We’ve all been there. You’re changing in the gym locker room after a long workout when you notice a weird rash on your skin or a nasty chafe under your arms.
Exercise is great for your body and mind, but embarrassing and pesky skin situations can be cause for concern. Dr. Rania Agha, a dermatologist at Advocate Good Samaritan Hospital in Downers Grove, Ill., suggests the following tips to help prevent some of the most common and troublesome skin conditions so you can still enjoy your workout:
- Skin infections: With many people using the same gym equipment on a daily basis, treadmills, bikes and ellipticals are full of germs and bacteria that can cause skin infections. “Wiping down the machine before and after use and hand washing can help prevent the transmission of bacterial, viral or fungal infections,” says Dr. Agha.

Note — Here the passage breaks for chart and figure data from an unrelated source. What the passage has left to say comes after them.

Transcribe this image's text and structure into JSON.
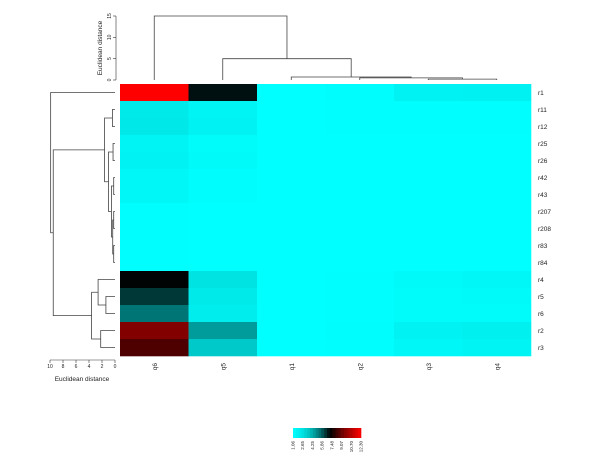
{
  "chart_data": {
    "type": "heatmap",
    "rows": [
      "r1",
      "r11",
      "r12",
      "r25",
      "r26",
      "r42",
      "r43",
      "r207",
      "r208",
      "r83",
      "r84",
      "r4",
      "r5",
      "r6",
      "r2",
      "r3"
    ],
    "columns": [
      "q6",
      "q5",
      "q1",
      "q2",
      "q3",
      "q4"
    ],
    "values": [
      [
        12.3,
        7.0,
        1.06,
        1.2,
        1.8,
        1.9
      ],
      [
        2.3,
        1.7,
        1.06,
        1.1,
        1.1,
        1.1
      ],
      [
        2.4,
        1.8,
        1.06,
        1.1,
        1.1,
        1.1
      ],
      [
        1.7,
        1.3,
        1.06,
        1.06,
        1.06,
        1.06
      ],
      [
        1.8,
        1.4,
        1.06,
        1.06,
        1.06,
        1.06
      ],
      [
        1.5,
        1.2,
        1.06,
        1.06,
        1.06,
        1.06
      ],
      [
        1.5,
        1.2,
        1.06,
        1.06,
        1.06,
        1.06
      ],
      [
        1.1,
        1.06,
        1.06,
        1.06,
        1.06,
        1.06
      ],
      [
        1.1,
        1.06,
        1.06,
        1.06,
        1.06,
        1.06
      ],
      [
        1.1,
        1.06,
        1.06,
        1.06,
        1.06,
        1.06
      ],
      [
        1.1,
        1.06,
        1.06,
        1.06,
        1.06,
        1.06
      ],
      [
        7.2,
        2.6,
        1.06,
        1.1,
        1.4,
        1.5
      ],
      [
        6.4,
        2.3,
        1.06,
        1.1,
        1.3,
        1.4
      ],
      [
        5.4,
        2.1,
        1.06,
        1.1,
        1.3,
        1.3
      ],
      [
        9.6,
        4.6,
        1.06,
        1.2,
        1.8,
        2.0
      ],
      [
        8.6,
        3.5,
        1.06,
        1.1,
        1.5,
        1.7
      ]
    ],
    "col_axis_label": "Euclidean distance",
    "col_axis_ticks": [
      0,
      5,
      10,
      15
    ],
    "row_axis_label": "Euclidean distance",
    "row_axis_ticks": [
      10,
      8,
      6,
      4,
      2,
      0
    ],
    "color_key": {
      "breaks": [
        "1.06",
        "2.65",
        "4.25",
        "5.86",
        "7.48",
        "9.07",
        "10.70",
        "12.30"
      ],
      "colors": [
        "#00ffff",
        "#00c8c8",
        "#008c8c",
        "#004646",
        "#000000",
        "#4d0000",
        "#a00000",
        "#ff0000"
      ]
    },
    "colors": {
      "low": "#00ffff",
      "mid": "#000000",
      "high": "#ff0000"
    }
  }
}
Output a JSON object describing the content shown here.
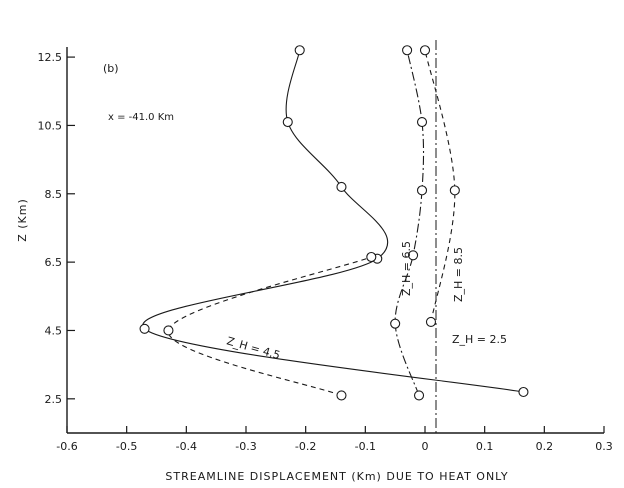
{
  "chart_data": {
    "type": "line",
    "panel_label": "(b)",
    "annotation": "x = -41.0 Km",
    "xlabel": "STREAMLINE DISPLACEMENT (Km) DUE TO HEAT ONLY",
    "ylabel": "Z (Km)",
    "xlim": [
      -0.6,
      0.3
    ],
    "ylim": [
      1.5,
      13.0
    ],
    "x_ticks": [
      -0.6,
      -0.5,
      -0.4,
      -0.3,
      -0.2,
      -0.1,
      0,
      0.1,
      0.2,
      0.3
    ],
    "x_tick_labels": [
      "-0.6",
      "-0.5",
      "-0.4",
      "-0.3",
      "-0.2",
      "-0.1",
      "0",
      "0.1",
      "0.2",
      "0.3"
    ],
    "y_ticks": [
      2.5,
      4.5,
      6.5,
      8.5,
      10.5,
      12.5
    ],
    "y_tick_labels": [
      "2.5",
      "4.5",
      "6.5",
      "8.5",
      "10.5",
      "12.5"
    ],
    "grid": false,
    "legend": "none",
    "series": [
      {
        "name": "Z_H = 2.5",
        "line_style": "solid",
        "points": [
          {
            "x": 0.165,
            "y": 2.7
          },
          {
            "x": -0.47,
            "y": 4.55
          },
          {
            "x": -0.08,
            "y": 6.6
          },
          {
            "x": -0.14,
            "y": 8.7
          },
          {
            "x": -0.23,
            "y": 10.6
          },
          {
            "x": -0.21,
            "y": 12.7
          }
        ]
      },
      {
        "name": "Z_H = 4.5",
        "line_style": "dashed",
        "points": [
          {
            "x": -0.14,
            "y": 2.6
          },
          {
            "x": -0.43,
            "y": 4.5
          },
          {
            "x": -0.09,
            "y": 6.65
          }
        ]
      },
      {
        "name": "Z_H = 6.5",
        "line_style": "dash-dot",
        "points": [
          {
            "x": -0.01,
            "y": 2.6
          },
          {
            "x": -0.05,
            "y": 4.7
          },
          {
            "x": -0.02,
            "y": 6.7
          },
          {
            "x": -0.005,
            "y": 8.6
          },
          {
            "x": -0.005,
            "y": 10.6
          },
          {
            "x": -0.03,
            "y": 12.7
          }
        ]
      },
      {
        "name": "Z_H = 8.5",
        "line_style": "dashed",
        "points": [
          {
            "x": 0.01,
            "y": 4.75
          },
          {
            "x": 0.05,
            "y": 8.6
          },
          {
            "x": 0.0,
            "y": 12.7
          }
        ]
      }
    ],
    "labels": {
      "zh25": "Z_H = 2.5",
      "zh45": "Z_H = 4.5",
      "zh65": "Z_H = 6.5",
      "zh85": "Z_H = 8.5"
    }
  }
}
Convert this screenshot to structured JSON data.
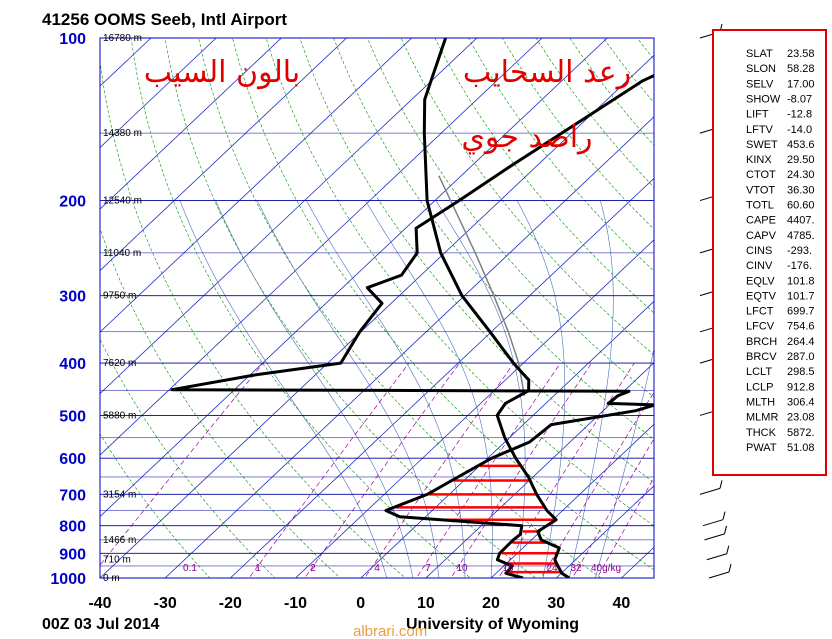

- Heat rash: When working out in hot, humid environments, heat rash is common. Especially when exercising outdoors, finding a shady spot to rest, wearing breathable clothing and staying hydrated are important. If you find yourself developing heat rash, apply a cold compress to alleviate some of the discomfort.
- Hyperpigmentation: Like any outdoor activity, it is important to wear sunscreen. UV exposure can cause serious damage to skin and an increased risk of skin cancer, so lather up with a broad-spectrum sunscreen. And don’t forget to reapply!
- Body acne: Workout clothes can be very fashionable and comfortable, but oftentimes, this tight-fitting apparel traps in sweat and bacteria, which can cause body acne. The best way to prevent acne is to shower immediately after exercising or at least change into fresh clothes if a shower is not readily available.
- Chafing: These stinging red blotches appear when clothing rubs against skin or skin rubs against skin. To prevent chafing, keep your skin dry by applying talcum powder to areas that get sweaty, lubricate hot spot areas to reduce friction and wear proper-fitting, dry-fit clothes.
- Athlete’s foot: Rinsing off in public showers at the gym may be convenient, but these showers are full of fungi that can lead to athlete’s foot, a skin infection that causes itching, stinging and burning between toes. “Avoid walking barefoot and dry your feet thoroughly after showering to prevent this type of infection,” says Dr. Agha.